I think I must be delusional but I have a single table in our production database that I can not seem to gather stats on.
I've tried on three separate attempts and after 6 hours, I have to kill the job before it impacts the performance of the database during normal work hours.
Last night, it ran for six hours and while it was running, I could see in Toad that it was actually processing, and spinning the whole time.
I also confirmed there was nothing else holding any locks on the table.
Here's the stats:
I have a single table that has approx. 6 million records.
The table has 540 columns of which 20 of them are LOBs. (not that it matters, but just for info)
The table itself has approx. 6mil records, and is about 13.4G.
I have the same table in our test database but it is only about 4.5G and only has about 2mil records.

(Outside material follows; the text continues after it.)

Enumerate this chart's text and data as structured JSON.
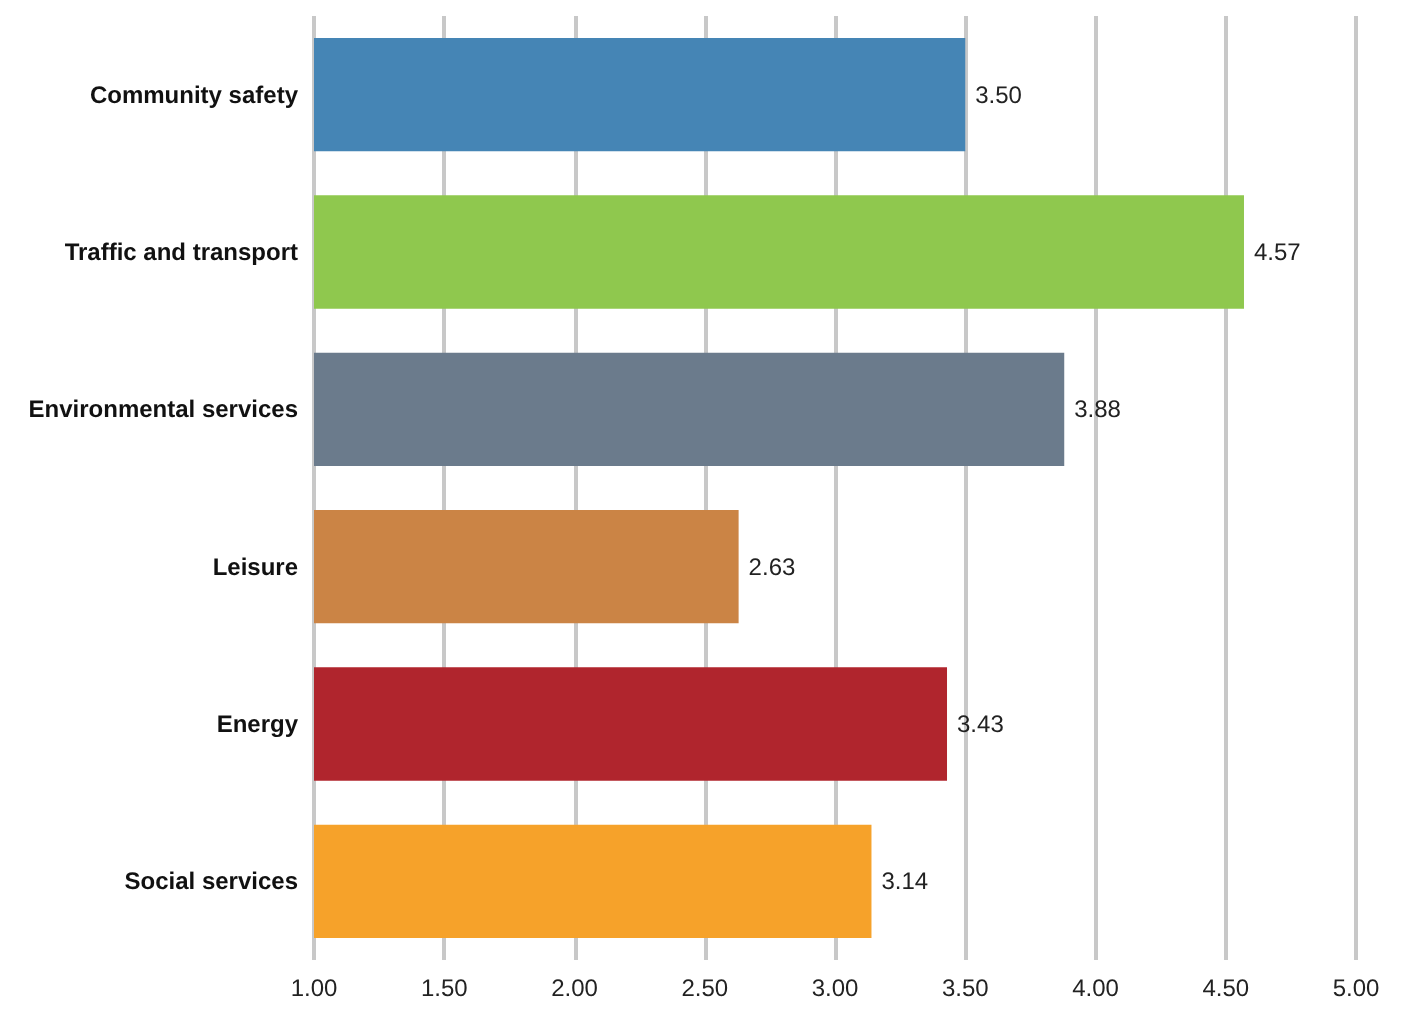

The gathering of stats in test only takes approx. 5 minutes.
command I am using is:
exec dbms_stats.gather_table_stats ('ARADMIN','T2444',cascade=>TRUE,estimate_percent=>dbms_stats.auto_sample_size,granularity=>'ALL',method_opt=>'for all columns size auto',degree=>8);
Any ideas why this takes so long to run?
One thing odd is that while I specify degree of parallelism to 8, when I look in Toad, I see 16 processes running for the gather stats job.

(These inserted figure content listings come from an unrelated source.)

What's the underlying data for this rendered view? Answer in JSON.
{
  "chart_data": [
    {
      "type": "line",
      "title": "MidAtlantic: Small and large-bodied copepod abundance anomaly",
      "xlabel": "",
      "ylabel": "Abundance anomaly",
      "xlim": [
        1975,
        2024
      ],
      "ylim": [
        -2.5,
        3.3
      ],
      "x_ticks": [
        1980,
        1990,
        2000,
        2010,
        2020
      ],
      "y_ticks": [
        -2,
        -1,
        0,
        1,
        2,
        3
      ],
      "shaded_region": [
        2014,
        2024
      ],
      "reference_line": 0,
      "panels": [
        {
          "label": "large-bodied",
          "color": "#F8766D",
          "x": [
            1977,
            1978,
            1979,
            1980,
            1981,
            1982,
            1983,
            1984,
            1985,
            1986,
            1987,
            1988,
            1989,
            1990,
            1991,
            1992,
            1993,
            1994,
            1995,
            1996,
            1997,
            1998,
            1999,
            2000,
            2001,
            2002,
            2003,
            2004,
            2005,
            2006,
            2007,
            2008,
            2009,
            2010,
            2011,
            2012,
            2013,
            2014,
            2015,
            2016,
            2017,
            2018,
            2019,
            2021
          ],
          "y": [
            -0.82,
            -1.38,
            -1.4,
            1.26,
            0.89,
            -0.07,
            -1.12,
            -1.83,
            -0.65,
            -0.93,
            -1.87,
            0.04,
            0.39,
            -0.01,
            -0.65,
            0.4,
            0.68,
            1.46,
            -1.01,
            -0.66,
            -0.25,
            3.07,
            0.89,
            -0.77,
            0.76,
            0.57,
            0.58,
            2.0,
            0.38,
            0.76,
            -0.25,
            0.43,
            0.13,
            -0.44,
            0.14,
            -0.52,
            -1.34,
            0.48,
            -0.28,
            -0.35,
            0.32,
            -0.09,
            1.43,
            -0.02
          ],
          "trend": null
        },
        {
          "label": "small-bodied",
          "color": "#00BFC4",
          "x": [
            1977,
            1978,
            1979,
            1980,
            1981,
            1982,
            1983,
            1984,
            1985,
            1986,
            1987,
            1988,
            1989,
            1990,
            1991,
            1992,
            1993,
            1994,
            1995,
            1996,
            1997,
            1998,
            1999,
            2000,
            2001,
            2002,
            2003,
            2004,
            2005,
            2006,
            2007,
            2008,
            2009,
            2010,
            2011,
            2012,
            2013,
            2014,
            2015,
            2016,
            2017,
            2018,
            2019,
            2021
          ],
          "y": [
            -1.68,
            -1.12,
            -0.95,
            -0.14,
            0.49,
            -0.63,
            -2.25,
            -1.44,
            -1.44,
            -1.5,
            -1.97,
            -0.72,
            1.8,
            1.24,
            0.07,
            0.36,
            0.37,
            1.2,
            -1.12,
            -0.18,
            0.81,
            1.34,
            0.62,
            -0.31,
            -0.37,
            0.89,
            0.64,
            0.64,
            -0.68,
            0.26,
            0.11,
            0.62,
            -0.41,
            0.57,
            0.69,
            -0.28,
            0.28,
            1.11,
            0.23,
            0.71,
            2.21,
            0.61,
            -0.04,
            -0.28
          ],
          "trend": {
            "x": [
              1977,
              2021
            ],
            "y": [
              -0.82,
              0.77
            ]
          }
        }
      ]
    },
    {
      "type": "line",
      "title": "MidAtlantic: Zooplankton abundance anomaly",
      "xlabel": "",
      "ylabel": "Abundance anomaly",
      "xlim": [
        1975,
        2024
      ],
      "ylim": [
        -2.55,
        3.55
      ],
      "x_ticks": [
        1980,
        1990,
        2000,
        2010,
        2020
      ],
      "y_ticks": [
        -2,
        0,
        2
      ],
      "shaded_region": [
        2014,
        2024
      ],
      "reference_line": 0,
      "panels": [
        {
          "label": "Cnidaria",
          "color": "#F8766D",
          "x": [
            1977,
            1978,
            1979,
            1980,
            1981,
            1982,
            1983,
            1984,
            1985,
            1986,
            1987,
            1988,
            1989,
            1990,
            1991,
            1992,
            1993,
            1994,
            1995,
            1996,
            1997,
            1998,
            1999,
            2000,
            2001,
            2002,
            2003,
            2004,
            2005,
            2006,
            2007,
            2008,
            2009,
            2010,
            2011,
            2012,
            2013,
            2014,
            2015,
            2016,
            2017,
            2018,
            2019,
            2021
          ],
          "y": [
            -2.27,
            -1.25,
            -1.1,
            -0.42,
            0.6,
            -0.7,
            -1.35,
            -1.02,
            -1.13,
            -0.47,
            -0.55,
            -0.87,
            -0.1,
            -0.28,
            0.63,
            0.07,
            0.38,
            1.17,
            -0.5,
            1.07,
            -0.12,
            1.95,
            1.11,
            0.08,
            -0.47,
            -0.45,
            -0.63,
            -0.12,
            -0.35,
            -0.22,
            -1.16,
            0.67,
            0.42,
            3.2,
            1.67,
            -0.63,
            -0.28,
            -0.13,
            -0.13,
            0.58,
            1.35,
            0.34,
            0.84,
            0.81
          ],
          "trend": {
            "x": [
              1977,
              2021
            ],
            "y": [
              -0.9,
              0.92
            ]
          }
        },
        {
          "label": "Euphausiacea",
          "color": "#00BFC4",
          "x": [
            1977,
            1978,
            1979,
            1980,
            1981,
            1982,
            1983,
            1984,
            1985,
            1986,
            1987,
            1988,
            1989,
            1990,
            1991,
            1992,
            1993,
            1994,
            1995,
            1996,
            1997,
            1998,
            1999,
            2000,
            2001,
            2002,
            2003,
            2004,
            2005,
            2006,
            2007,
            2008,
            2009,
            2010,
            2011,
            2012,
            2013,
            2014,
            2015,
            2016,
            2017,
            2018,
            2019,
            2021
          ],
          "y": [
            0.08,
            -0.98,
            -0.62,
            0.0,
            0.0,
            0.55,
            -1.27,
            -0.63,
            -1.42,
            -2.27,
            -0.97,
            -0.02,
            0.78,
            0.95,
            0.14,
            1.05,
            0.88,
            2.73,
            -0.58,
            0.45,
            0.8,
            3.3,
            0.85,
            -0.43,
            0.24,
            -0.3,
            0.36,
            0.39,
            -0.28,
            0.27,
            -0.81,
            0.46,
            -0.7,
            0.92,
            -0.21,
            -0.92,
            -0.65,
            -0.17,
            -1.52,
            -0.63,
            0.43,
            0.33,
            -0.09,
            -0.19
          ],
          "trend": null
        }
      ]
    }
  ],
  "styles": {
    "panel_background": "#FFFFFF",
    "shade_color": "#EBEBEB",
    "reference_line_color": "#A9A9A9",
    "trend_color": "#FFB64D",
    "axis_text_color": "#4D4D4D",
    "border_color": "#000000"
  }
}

I looked at the note on the OTN link, along with the other bug/note referenced by Osama_mustafa, but they seem to be related to partitioning.

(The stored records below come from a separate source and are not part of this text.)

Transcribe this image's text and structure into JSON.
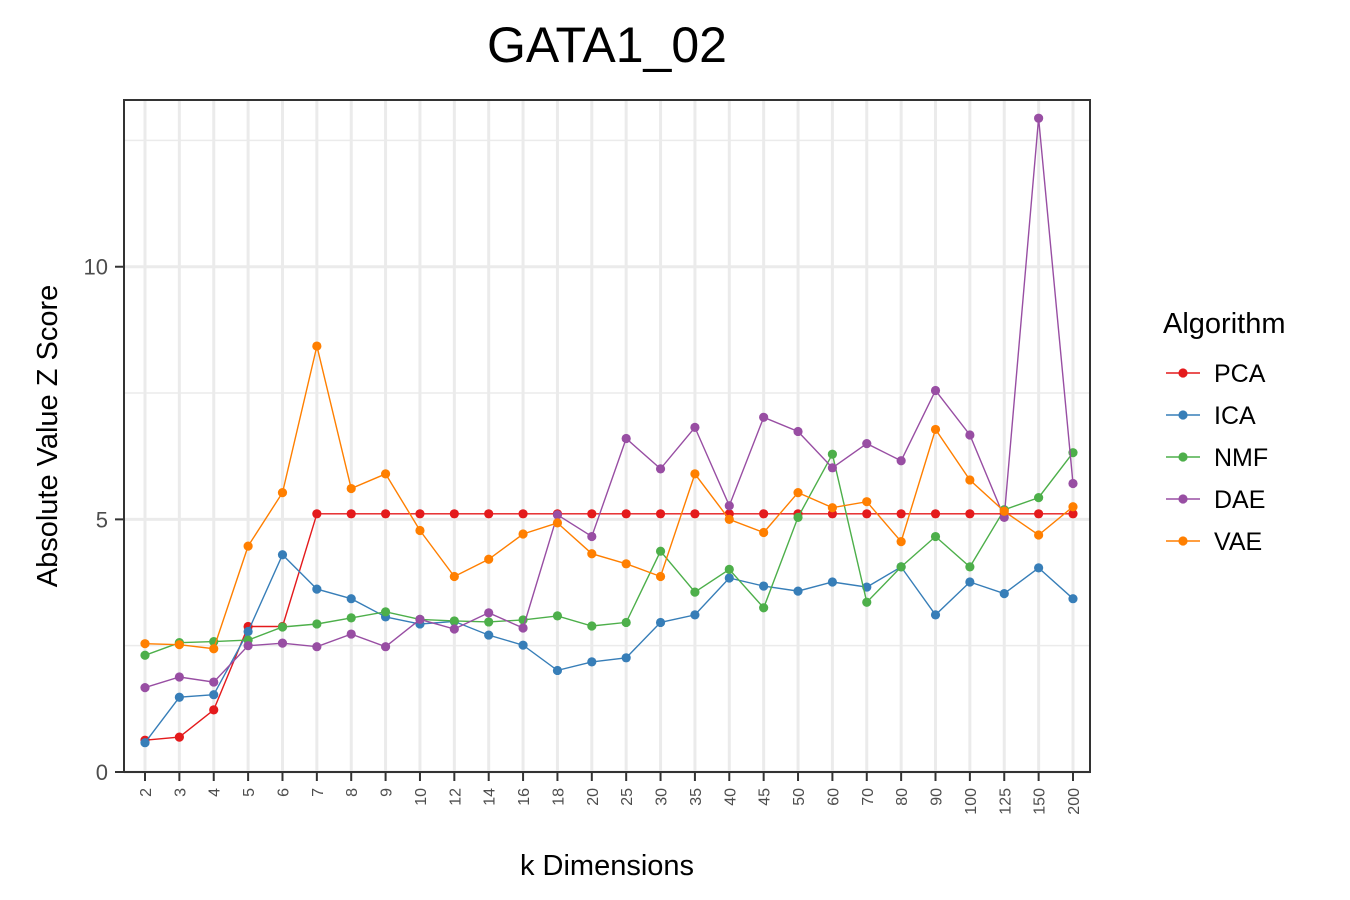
{
  "chart_data": {
    "type": "line",
    "title": "GATA1_02",
    "xlabel": "k Dimensions",
    "ylabel": "Absolute Value Z Score",
    "categories": [
      "2",
      "3",
      "4",
      "5",
      "6",
      "7",
      "8",
      "9",
      "10",
      "12",
      "14",
      "16",
      "18",
      "20",
      "25",
      "30",
      "35",
      "40",
      "45",
      "50",
      "60",
      "70",
      "80",
      "90",
      "100",
      "125",
      "150",
      "200"
    ],
    "ylim": [
      0,
      13.3
    ],
    "yticks": [
      0,
      5,
      10
    ],
    "grid": true,
    "legend": {
      "title": "Algorithm",
      "position": "right"
    },
    "series": [
      {
        "name": "PCA",
        "color": "#E41A1C",
        "values": [
          0.63,
          0.69,
          1.23,
          2.88,
          2.88,
          5.11,
          5.11,
          5.11,
          5.11,
          5.11,
          5.11,
          5.11,
          5.11,
          5.11,
          5.11,
          5.11,
          5.11,
          5.11,
          5.11,
          5.11,
          5.11,
          5.11,
          5.11,
          5.11,
          5.11,
          5.11,
          5.11,
          5.11
        ]
      },
      {
        "name": "ICA",
        "color": "#377EB8",
        "values": [
          0.58,
          1.48,
          1.53,
          2.78,
          4.3,
          3.62,
          3.43,
          3.07,
          2.93,
          2.98,
          2.71,
          2.51,
          2.01,
          2.18,
          2.26,
          2.96,
          3.11,
          3.84,
          3.68,
          3.58,
          3.76,
          3.66,
          4.06,
          3.11,
          3.76,
          3.53,
          4.04,
          3.43
        ]
      },
      {
        "name": "NMF",
        "color": "#4DAF4A",
        "values": [
          2.31,
          2.56,
          2.58,
          2.61,
          2.87,
          2.93,
          3.05,
          3.17,
          3.02,
          2.99,
          2.97,
          3.01,
          3.09,
          2.89,
          2.96,
          4.37,
          3.56,
          4.01,
          3.25,
          5.04,
          6.29,
          3.36,
          4.06,
          4.66,
          4.06,
          5.19,
          5.43,
          6.32
        ]
      },
      {
        "name": "DAE",
        "color": "#984EA3",
        "values": [
          1.67,
          1.88,
          1.78,
          2.5,
          2.55,
          2.48,
          2.73,
          2.48,
          3.02,
          2.83,
          3.15,
          2.85,
          5.09,
          4.66,
          6.6,
          6.0,
          6.82,
          5.27,
          7.02,
          6.74,
          6.02,
          6.5,
          6.16,
          7.55,
          6.67,
          5.04,
          12.94,
          5.71
        ]
      },
      {
        "name": "VAE",
        "color": "#FF7F00",
        "values": [
          2.54,
          2.52,
          2.44,
          4.47,
          5.53,
          8.43,
          5.61,
          5.9,
          4.78,
          3.87,
          4.21,
          4.71,
          4.93,
          4.32,
          4.12,
          3.87,
          5.9,
          5.0,
          4.74,
          5.53,
          5.23,
          5.35,
          4.56,
          6.78,
          5.78,
          5.16,
          4.69,
          5.25
        ]
      }
    ]
  }
}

In our case, the table I am gathering stats on is not partitioned.
I use granularity=ALL as my standard command, even if the table is not partitioned, but this didn't make any difference in the test environment.
If the table is not partitioned, then this option is ignored.
As it turned out, I let it run overnight and it finally finished in a little more than 8 hours (I think).
This was done in a new test environment with no one else in the database.
This still seems excessive, but I also found out that this table has many lobs, which may be contributing to the problem.
I also found out that this table has fine grained access control, but again, i don't think that would make that much of a difference.
I beg to differ. Fine grained access control can make all the differences in the world. It is also quite possible that the stats job is slow because of the LOBs. But there is no point in guessing. If you have the diagnostic pack license then you may find the answer in ASH. Otherwise you can trace the stats gathering process(es). That will tell you which statements are slow, and from that you should be able to figure out which parameters may help speed the process up.
Be sure to enable waits when tracing, and also include system queries into tkprof report.